This study aims to enhance our understanding of the tumor immune microenvironment (TIME) in pediatric solid tumors, using the Immune PAediatric Signature Score (IPASS) gene signature [1]. We focus on identifying immunosuppressive mechanisms, particularly the LIF-LIFR pathway, that contribute to immune exclusion in pediatric cancers.
Leveraging data from the ZERO Childhood Cancer program, including bulk RNA sequencing and whole genome sequencing, we deconvoluted immune cell beyond T cells, calculated immune scores including IPASS, and explored associations between genomic alterations and immune features. Matched bulk and single-cell RNA sequencing were employed to investigate immune cell infiltration, cellular communication, and mechanisms of immune exclusion highlighted by IPASS. To spatially resolve the TIME, we used spatial transcriptomics (10X Genomics Visium) and proteomics (Imaging Mass Cytometry and Opal multiplex), focusing on immune cell infiltration or exclusion driven by LIF-LIFR signaling.

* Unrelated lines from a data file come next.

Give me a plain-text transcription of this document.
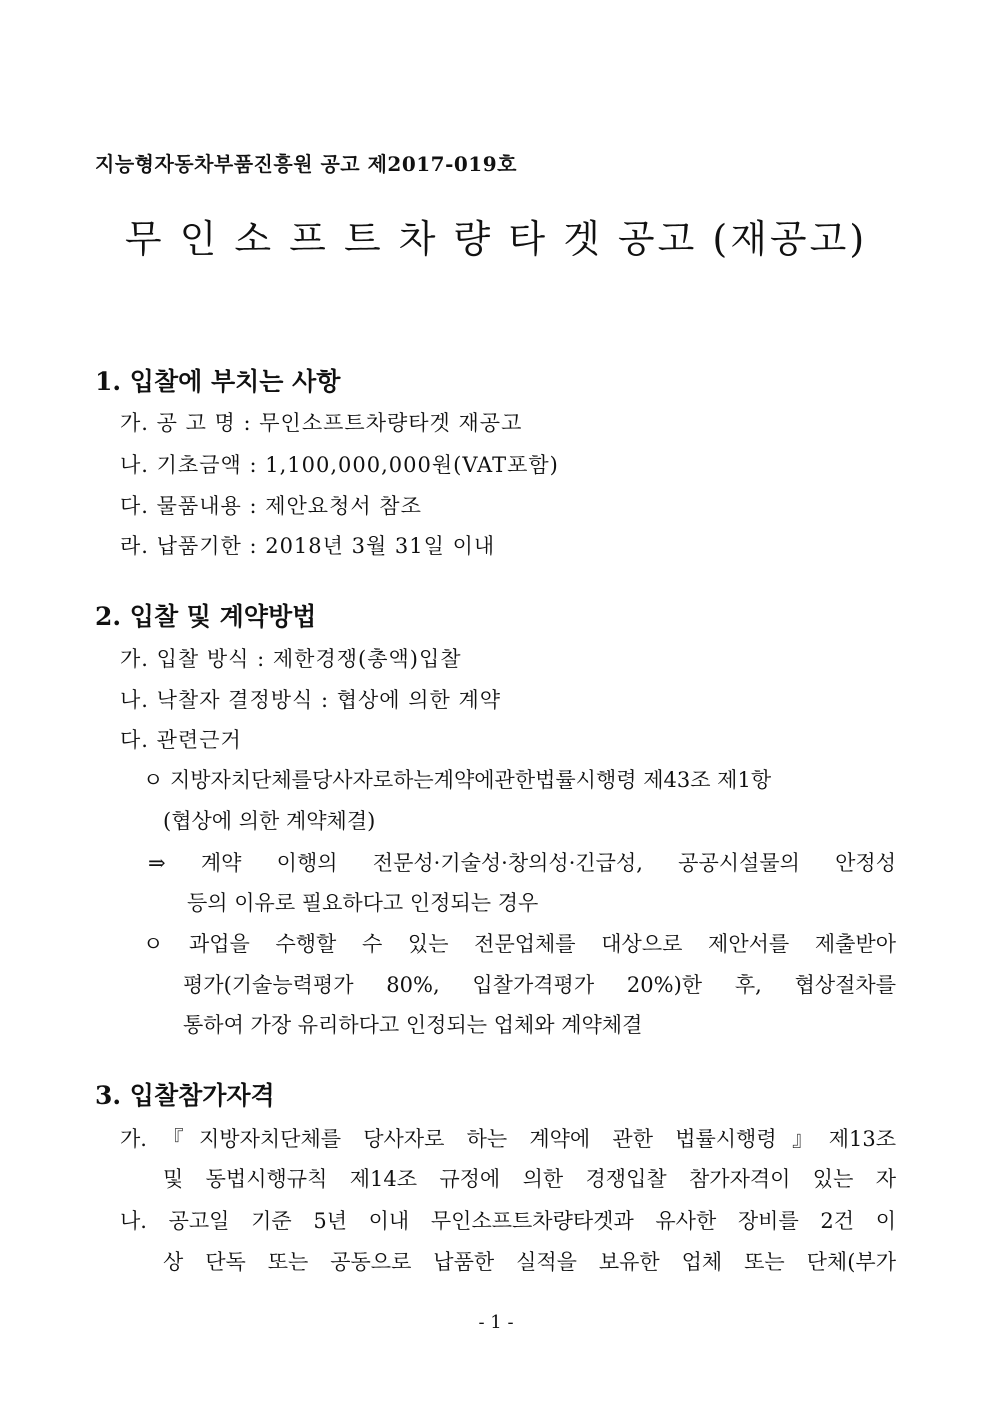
지능형자동차부품진흥원 공고 제2017-019호
무 인 소 프 트 차 량 타 겟 공고 (재공고)
1. 입찰에 부치는 사항
가. 공 고 명 : 무인소프트차량타겟 재공고
나. 기초금액 : 1,100,000,000원(VAT포함)
다. 물품내용 : 제안요청서 참조
라. 납품기한 : 2018년 3월 31일 이내
2. 입찰 및 계약방법
가. 입찰 방식 : 제한경쟁(총액)입찰
나. 낙찰자 결정방식 : 협상에 의한 계약
다. 관련근거
ㅇ 지방자치단체를당사자로하는계약에관한법률시행령 제43조 제1항
(협상에 의한 계약체결)
⇒ 계약 이행의 전문성·기술성·창의성·긴급성, 공공시설물의 안정성
등의 이유로 필요하다고 인정되는 경우
ㅇ 과업을 수행할 수 있는 전문업체를 대상으로 제안서를 제출받아
평가(기술능력평가 80%, 입찰가격평가 20%)한 후, 협상절차를
통하여 가장 유리하다고 인정되는 업체와 계약체결
3. 입찰참가자격
가.『지방자치단체를 당사자로 하는 계약에 관한 법률시행령』제13조
및 동법시행규칙 제14조 규정에 의한 경쟁입찰 참가자격이 있는 자
나. 공고일 기준 5년 이내 무인소프트차량타겟과 유사한 장비를 2건 이
상 단독 또는 공동으로 납품한 실적을 보유한 업체 또는 단체(부가
- 1 -
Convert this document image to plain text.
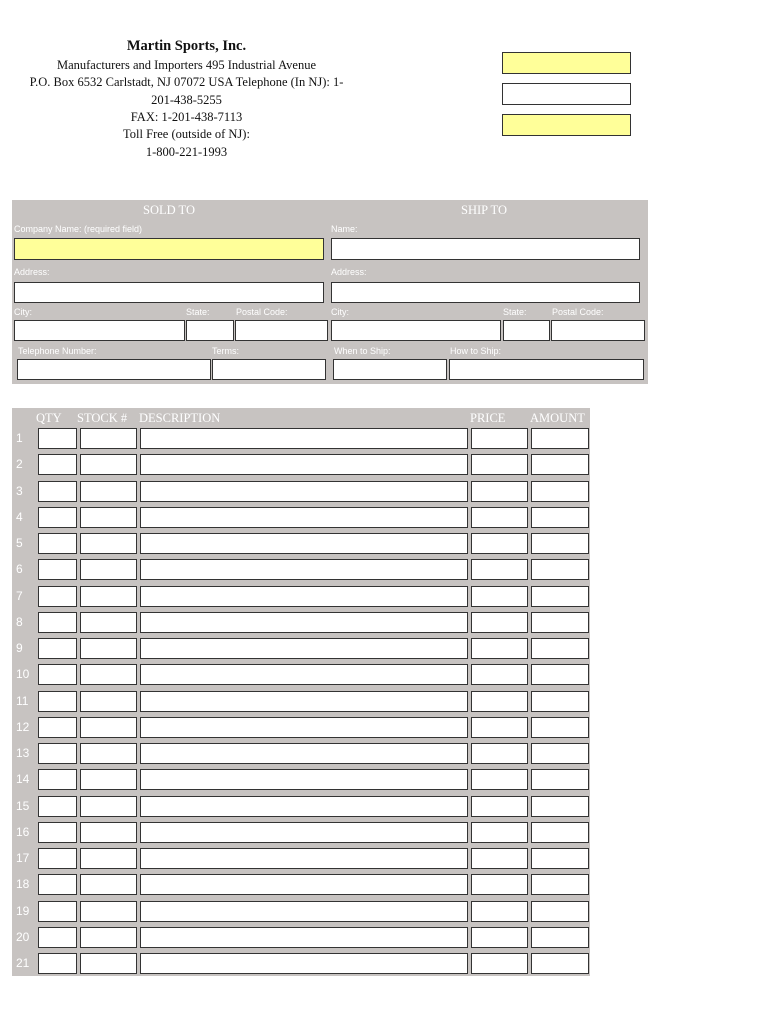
Martin Sports, Inc.
Manufacturers and Importers 495 Industrial Avenue
P.O. Box 6532 Carlstadt, NJ 07072 USA Telephone (In NJ): 1-
201-438-5255
FAX: 1-201-438-7113
Toll Free (outside of NJ):
1-800-221-1993
SOLD TO	SHIP TO
Company Name: (required field)	Name:
Address:	Address:
City:	State:	Postal Code:	City:	State:	Postal Code:
Telephone Number:	Terms:	When to Ship:	How to Ship:
QTY STOCK # DESCRIPTION	PRICE AMOUNT
1
2
3
4
5
6
7
8
9
10
11
12
13
14
15
16
17
18
19
20
21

Our analysis revealed a complex immune landscape in pediatric gliomas and renal cancers. The IPASS gene signature identified key immunosuppressive cell types, such as myeloid-derived suppressor cells and tumor-associated macrophages. Integration of whole genome sequencing data allowed us to identify genomic alterations associated with these immunosuppressive features. Single-cell RNA sequencing confirmed that the LIF-LIFR pathway plays an active role in these populations, contributing to the suppression of anti-tumor immune responses. Spatial analyses highlighted regions of immune exclusion associated with elevated LIF and LIFR expression.
This study demonstrates the effectiveness of a multiomic approach in unraveling the intricate immune environment of pediatric solid tumors. By focusing on the IPASS gene signature and LIF-LIFR pathway, and incorporating genomic alterations, we identified promising targets for enhancing anti-tumor immunity. Our findings provide insights into immune exclusion mechanisms in pediatric gliomas and renal cancers, paving the way for personalized immunotherapeutic strategies. Future research will validate these findings and explore their clinical potential.